1. Field of the Invention
The invention relates to wireless communications and more particularly to data coding and decoding in wireless communications.
2. Background
System resources are often wasted when a cellular wireless communication device can communicate with multiple (more than one) transmission sources. If multiple sources transmit the same information, the sources may increase the interference in the system for other users. Additionally, more network resources may be consumed, such as, for example, by increasing back haul traffic. Back haul traffic is traffic on the network side of an air interface, such as a base station. Thus, for example, in an IS-95 system, an example of back haul is data traffic between a base station and a base station controller.
Resources are also wasted, for example, in soft hand-off (SHO) in cellular wireless communication systems such as, for example, code division multiple access (CDMA). In SHO, a mobile wireless communication device is being transferred from one base station to another base station, based on received signal levels from the two base stations. The mobile station receives data from both the base stations for short duration before a complete hand-off to the next base station is completed. See generally, TIA-2000.5-D “Upper Layer (Layer 3) Signaling Standard for cdma2000® Spread Spectrum Systems”, March 2004, Section 2.6.6, pages 2-471 to 2-619. Typically in SHO, multiple base stations transmit the same information at the same time so that the receiver can combine the information at its front-end. But SHO creates waste through redundancy.
One solution to the problem is cell selection in packet data systems such as IS-856. In cell selection, the cellular wireless communication device determines which of the available transmission sources should send packets. The chosen transmission source sends the next packet, and the other available transmission sources do not send packets.
A first problem with the cell selection solution is that the transmission sources may not know which packets the cellular wireless communication device has received from other transmission sources, and therefore, the transmission sources may send multiple copies of the same packets, wasting system resources. A solution for the first problem with the cell selection solution is for the cellular wireless communication device to give a next packet indicator in a signaling or other overhead channel, to inform the transmission sources which packet to send, as described in U.S. Pat. Appl. Pub. No. 2002/0145991 A1, published on Oct. 10, 2002, which is hereby incorporated by reference in its entirety.

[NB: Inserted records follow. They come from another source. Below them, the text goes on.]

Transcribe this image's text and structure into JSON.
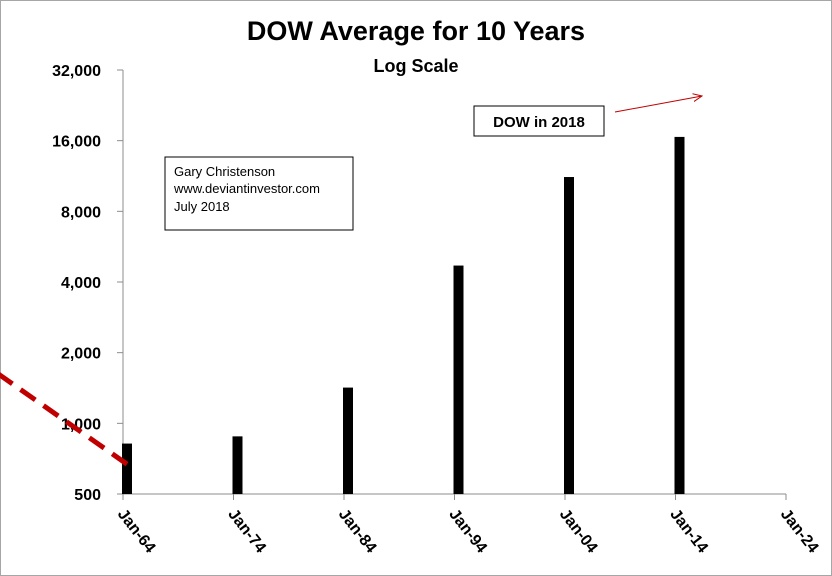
{
  "chart_data": {
    "type": "bar",
    "title": "DOW Average for 10 Years",
    "subtitle": "Log Scale",
    "y_scale": "log2",
    "ylim": [
      500,
      32000
    ],
    "y_ticks": [
      "500",
      "1,000",
      "2,000",
      "4,000",
      "8,000",
      "16,000",
      "32,000"
    ],
    "x_ticks": [
      "Jan-64",
      "Jan-74",
      "Jan-84",
      "Jan-94",
      "Jan-04",
      "Jan-14",
      "Jan-24"
    ],
    "categories": [
      "Jan-64",
      "Jan-74",
      "Jan-84",
      "Jan-94",
      "Jan-04",
      "Jan-14"
    ],
    "values": [
      820,
      880,
      1420,
      4700,
      11200,
      16600
    ],
    "bar_color": "#000000",
    "trend_arrow": {
      "color": "#c00000",
      "from": {
        "x": "Jan-64",
        "y": 670
      },
      "to": {
        "x": "Jan-17",
        "y": 24500
      }
    },
    "marker": {
      "label": "DOW in 2018",
      "x": "Jan-18",
      "y": 26000,
      "fill": "#ff0000",
      "stroke": "#3b5ea8"
    },
    "annotation_box": [
      "Gary Christenson",
      "www.deviantinvestor.com",
      "July 2018"
    ]
  }
}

A second problem with the cell selection solution is increased overhead signaling. Increased overhead signaling occurs regardless of whether the cellular wireless communication device gives a next packet indicator. Increased overhead signaling occurs because the cellular wireless communication device must tell the transmission sources (1) which transmission source should transmit next and, optionally, (2) which packet should be sent next. Transmitting and tracking this information causes overhead and possibly delay in the system.
Cell-Selection also takes away the advantage of combining information from multiple base stations, especially, at the hand-off regions where signal strength from all the base stations could be weak.